How to Build a Future Events Pipeline

Vidora Cortex is an easy-to-use platform that enables anyone to automate Machine Learning Pipelines from continuous streams of event data. In this guide, we’ll show you how to predict the future behavior of your users using Future Events pipelines in Cortex.

What are Future Events pipelines?

Predictions from a Future Events pipeline answer the question: how likely is each user to perform a certain action, or set of actions, in a specified time range? The actions available to predict come directly from the data being ingested into Cortex. Every event action that is being tracked and sent to Cortex can be used to power a Future Events pipeline prediction.

Note that while we’ll be using the example of predicting future user behavior, your Cortex account can be configured to make predictions about any type of object tied to your event data (e.g. commerce items, media content, home listings, etc.).

When Should I Use Future Events pipelines?

The key feature of Future Events pipelines is their ability to predict event-based outcomes for each object in the future. This differs from Cortex’s other pipelines, which instead predict attributes of those objects today. Anytime you are trying to predict the future behavior of a user, whether in the next few days or months, use Future Event pipelines.

The following diagram will help explain which pipeline type is best suited for different predictions.

What are Examples of Future Events pipelines?

Future Event Pipeline Examples

How do I build these pipelines in Cortex?

Step 1​: Choose Pipeline Type

Select ‘Create New Pipeline’ from within your Cortex account, and choose the Future Events pipeline type.

Step 2: Define Events

In this step, you select the events, or events, that you want to use as the basis of your prediction. All events, and event conditions, are shown based on the data set that has been ingested into Cortex.

Future Events pipelines are used to predict the probability that some event happens in the future for each of your data points. Defining that event means providing four pieces of information to Cortex:

(A) happens (B) or more times where (C) within (D) days.

  • (A) Event Type: The type of event that Cortex should predict. These event types are based on the data being ingested into Cortex.
  • (B) Frequency: The minimum number of times the event occurs. The default value is “1”, i.e. you are only predicting that a user will take this action once in the specified time range. However, if you are looking to predict if users will do an event multiple times, e.g. Predict how likely each user is to make 5 purchases, then you can increase the event frequency.
  • (C) Event Conditions: Conditions (if any) under which the event occurs. These event conditions are based on the data being ingested into Cortex.
  • (D) Timeframe: The future window of time over which the event occurs. Common values here are 7 and 30 days if you are looking to predict behavior over the next week or month.
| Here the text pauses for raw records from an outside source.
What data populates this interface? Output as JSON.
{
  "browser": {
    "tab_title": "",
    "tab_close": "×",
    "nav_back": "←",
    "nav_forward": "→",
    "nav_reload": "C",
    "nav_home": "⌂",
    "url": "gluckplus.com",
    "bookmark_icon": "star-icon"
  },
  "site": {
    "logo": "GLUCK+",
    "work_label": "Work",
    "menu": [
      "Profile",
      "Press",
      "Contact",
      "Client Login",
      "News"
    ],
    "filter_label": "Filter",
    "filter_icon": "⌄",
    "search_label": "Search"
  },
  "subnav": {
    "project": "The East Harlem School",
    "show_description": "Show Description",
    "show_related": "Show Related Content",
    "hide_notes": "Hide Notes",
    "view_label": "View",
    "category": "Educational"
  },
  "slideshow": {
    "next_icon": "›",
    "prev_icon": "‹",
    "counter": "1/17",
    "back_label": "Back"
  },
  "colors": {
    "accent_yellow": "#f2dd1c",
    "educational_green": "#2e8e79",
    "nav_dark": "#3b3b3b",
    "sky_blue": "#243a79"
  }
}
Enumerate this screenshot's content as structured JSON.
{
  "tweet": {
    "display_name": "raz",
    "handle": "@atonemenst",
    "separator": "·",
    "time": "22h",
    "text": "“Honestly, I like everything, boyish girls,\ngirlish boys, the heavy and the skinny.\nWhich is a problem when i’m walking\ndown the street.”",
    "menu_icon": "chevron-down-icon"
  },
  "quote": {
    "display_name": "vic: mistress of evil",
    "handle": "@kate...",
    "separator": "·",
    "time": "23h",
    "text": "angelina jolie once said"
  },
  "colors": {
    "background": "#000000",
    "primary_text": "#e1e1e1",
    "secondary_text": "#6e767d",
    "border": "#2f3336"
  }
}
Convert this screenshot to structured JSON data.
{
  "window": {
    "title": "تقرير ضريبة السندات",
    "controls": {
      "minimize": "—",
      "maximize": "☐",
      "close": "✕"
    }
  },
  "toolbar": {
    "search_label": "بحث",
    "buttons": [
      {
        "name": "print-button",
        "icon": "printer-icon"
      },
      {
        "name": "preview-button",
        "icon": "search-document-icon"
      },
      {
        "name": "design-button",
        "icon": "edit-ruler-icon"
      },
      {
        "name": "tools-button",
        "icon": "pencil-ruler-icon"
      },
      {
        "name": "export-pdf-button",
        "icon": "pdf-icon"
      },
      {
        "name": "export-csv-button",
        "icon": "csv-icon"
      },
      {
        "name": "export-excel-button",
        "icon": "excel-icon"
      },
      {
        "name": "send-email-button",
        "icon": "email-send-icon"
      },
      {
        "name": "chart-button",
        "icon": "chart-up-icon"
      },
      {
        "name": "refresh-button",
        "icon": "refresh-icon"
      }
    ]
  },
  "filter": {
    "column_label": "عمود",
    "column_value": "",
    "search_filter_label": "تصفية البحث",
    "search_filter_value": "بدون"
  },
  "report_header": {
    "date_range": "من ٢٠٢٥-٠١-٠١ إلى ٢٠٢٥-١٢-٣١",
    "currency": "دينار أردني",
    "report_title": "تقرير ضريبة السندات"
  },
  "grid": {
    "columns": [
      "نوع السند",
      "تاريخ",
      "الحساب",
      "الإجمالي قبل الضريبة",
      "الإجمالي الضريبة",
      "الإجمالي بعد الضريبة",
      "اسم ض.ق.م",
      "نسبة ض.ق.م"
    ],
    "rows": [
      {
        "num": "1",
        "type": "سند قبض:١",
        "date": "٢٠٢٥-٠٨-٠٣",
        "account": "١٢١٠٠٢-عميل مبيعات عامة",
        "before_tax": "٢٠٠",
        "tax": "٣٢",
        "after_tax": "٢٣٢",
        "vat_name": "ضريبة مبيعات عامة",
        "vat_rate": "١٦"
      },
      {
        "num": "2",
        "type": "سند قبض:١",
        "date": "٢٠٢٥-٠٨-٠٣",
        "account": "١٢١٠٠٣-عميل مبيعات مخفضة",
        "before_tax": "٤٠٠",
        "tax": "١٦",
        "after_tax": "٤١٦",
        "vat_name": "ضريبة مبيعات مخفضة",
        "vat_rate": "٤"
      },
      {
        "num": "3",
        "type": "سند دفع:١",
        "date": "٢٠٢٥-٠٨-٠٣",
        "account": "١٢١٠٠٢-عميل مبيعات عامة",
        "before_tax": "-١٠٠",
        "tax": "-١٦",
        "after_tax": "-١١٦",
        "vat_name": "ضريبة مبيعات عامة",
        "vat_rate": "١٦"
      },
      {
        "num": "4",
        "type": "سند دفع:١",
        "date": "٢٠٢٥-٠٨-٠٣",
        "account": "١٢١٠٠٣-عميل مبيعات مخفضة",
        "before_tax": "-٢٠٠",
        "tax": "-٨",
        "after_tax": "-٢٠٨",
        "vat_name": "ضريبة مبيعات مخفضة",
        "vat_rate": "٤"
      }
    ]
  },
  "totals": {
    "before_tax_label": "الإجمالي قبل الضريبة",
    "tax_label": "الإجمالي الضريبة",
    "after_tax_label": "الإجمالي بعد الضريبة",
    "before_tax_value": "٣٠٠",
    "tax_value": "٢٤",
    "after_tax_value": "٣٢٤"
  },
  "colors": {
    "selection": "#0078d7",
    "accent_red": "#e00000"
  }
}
You can build a Future Events pipeline to predict any event that you can describe in this way using your data. Add any number of conditions to an event, or chain any number of distinct events together using AND/OR/IF operators. No matter how complex, your events will always read like an English sentence. Here are a few examples:


  • “Purchase happens 1 or more times OR Rent happens 1 or more times within 7 days”
  • “Purchase happens 1 or more times where Category is equal to Shoes AND Purchase happens 1 or more times where Category is equal to Pants within 14 days”
  • “Click happens 1 or more times IF Shown were to also happen 1 or more times within 3 days”

Step 3: Define Groups

Sometimes you are looking to make a prediction for every user in your system, while other times you want a prediction only for a certain group of users. By default, Future Events pipelines are set up to make a prediction for All Users. If you are looking to predict for All Users simply click Next to proceed to the next step.

If you are looking to limit the prediction group, you can either include a specific group or exclude a specific group. Like events in step 2, the user attribute values available come directly from the data being ingested by Cortex.

Note that having an Include or Exclude group will also limit the model training for only those groups of users, ensuring that the behavior of users outside of this group doesn’t affect the model.

Step 4: Specify Settings

Specify settings such as your pipeline’s name, schedule, tags, and more. ​Finally, review that everything looks correct and begin training your pipeline!

Every time your pipeline runs, Cortex goes through the end-to-end process of generating fresh predictions from the latest data that’s been ingested. If you’d like to power automation based on predictions that are always up-to-date, make sure your pipeline is set to run repeatedly. If you’re just testing things out or building a pipeline for one-time use, your pipeline should only run once.

Note, within More Options you will have the ability to create Custom Features (this is not typically necessary).

Step 5: Review

The final step is to review your pipeline and ensure all settings look accurate! If anything needs updated, simply go ‘Back’ in the workflow and update any step.

Continuous Training Over Time

Since Cortex will be receiving and ingesting data continuously over time, Future Event pipelines can be set up to automatically re-run with new data at a set frequency (including both re-training and re-predicting). Many pipelines are set to run daily or weekly, while others may only need to be run manually on an ad-hoc basis.